It took only a minute to retrieve it from her office. When she set it on the table between them, Angie pulled her hands away as if it might bite her.
“That looks ancient, not to mention pretty darn scary.”
“It’s over 250 years old,” Tessa told her. Without bothering to wash her hands—she didn’t care at this point—she flipped through the pages, searching for a section on undoing spells.
“I saw this movie once. In it, the spell book looked like it was bound in leather, like that one, but it turned out to be human skin.”
Tessa stopped, and her head came up slowly. “I thought you were here for me.”
“I am, hon. Always.”
“Telling me about horror movie plots isn’t helping.”
“I wouldn’t call it horror, exactly—”
“Angie!” she snapped.
“Oh, right... Sorry.”
Tessa returned to her search, but, without a table of contents or an index, she couldn’t find anything that would help her undo what she had done.
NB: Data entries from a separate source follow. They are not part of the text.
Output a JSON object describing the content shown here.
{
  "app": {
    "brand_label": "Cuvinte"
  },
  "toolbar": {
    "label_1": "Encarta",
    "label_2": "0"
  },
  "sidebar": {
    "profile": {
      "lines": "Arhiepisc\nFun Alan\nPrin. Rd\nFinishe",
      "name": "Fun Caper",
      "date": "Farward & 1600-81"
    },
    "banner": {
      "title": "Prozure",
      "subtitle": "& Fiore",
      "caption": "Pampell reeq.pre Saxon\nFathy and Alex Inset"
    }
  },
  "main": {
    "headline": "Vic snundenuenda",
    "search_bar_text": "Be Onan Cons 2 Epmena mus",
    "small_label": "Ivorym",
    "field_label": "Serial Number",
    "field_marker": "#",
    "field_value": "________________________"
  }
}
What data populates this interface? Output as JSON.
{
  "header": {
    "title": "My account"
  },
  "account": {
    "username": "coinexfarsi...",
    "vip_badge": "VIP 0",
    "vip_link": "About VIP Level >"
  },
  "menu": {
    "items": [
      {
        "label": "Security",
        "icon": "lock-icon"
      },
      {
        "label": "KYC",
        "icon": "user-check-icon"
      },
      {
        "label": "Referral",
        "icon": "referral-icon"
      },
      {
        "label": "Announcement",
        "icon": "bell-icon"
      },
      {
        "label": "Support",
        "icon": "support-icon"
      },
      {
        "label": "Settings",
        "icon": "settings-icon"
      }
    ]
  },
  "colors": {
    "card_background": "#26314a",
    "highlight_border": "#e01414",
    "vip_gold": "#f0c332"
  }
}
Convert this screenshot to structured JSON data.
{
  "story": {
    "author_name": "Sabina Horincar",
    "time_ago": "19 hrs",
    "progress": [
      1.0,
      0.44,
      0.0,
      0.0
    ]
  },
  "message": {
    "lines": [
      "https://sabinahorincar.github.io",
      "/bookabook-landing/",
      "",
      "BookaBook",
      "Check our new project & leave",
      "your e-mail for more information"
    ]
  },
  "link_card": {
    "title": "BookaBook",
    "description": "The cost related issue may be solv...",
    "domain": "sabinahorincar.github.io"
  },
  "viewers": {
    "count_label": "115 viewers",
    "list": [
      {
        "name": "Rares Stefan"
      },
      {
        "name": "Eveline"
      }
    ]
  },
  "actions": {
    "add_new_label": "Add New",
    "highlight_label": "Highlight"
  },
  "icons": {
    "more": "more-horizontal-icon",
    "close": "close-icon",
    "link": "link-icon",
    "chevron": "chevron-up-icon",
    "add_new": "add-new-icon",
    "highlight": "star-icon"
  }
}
Finally, she threw up her hands. “Idiots must have put this together. How did they ever expect anyone to find what they need? What am I going to do, Ang?”
“I don’t know, but I know someone who might.”
“Who?”
“My Cajun wife. Let me make a quick call.”
Dejected, and on the verge of tears, Tessa waited. What choice did she have? She at least had to try because otherwise she would always wonder. Worse, if it had worked, and magic had incited the change in him, what if it wore off in a week or a month or years from now, after she’d already given him her heart?
She couldn’t take that risk.
“Although this is against my better judgment,” Angie said upon her return. “There is a woman in town. She goes by Madame Lucinda. She’s a... I don’t exactly know what she is. Some say she's a witch, others say a psychic. Most call her a fake. But she’s known throughout the city as a purveyor of the occult and all things mystical. According to Delphina, they have featured her shop on a lot of those supernatural shows on cable.”
“Where is it?”
“The French Quarter. Where else?”
Scooping up the book, Tessa was out of the bar and on her way to her office before Angie finished her sentence.
“Be careful,” her friend called after her.
“Why, is she dangerous?” she asked without slowing.
“No, but in your current state of mind, you might be.”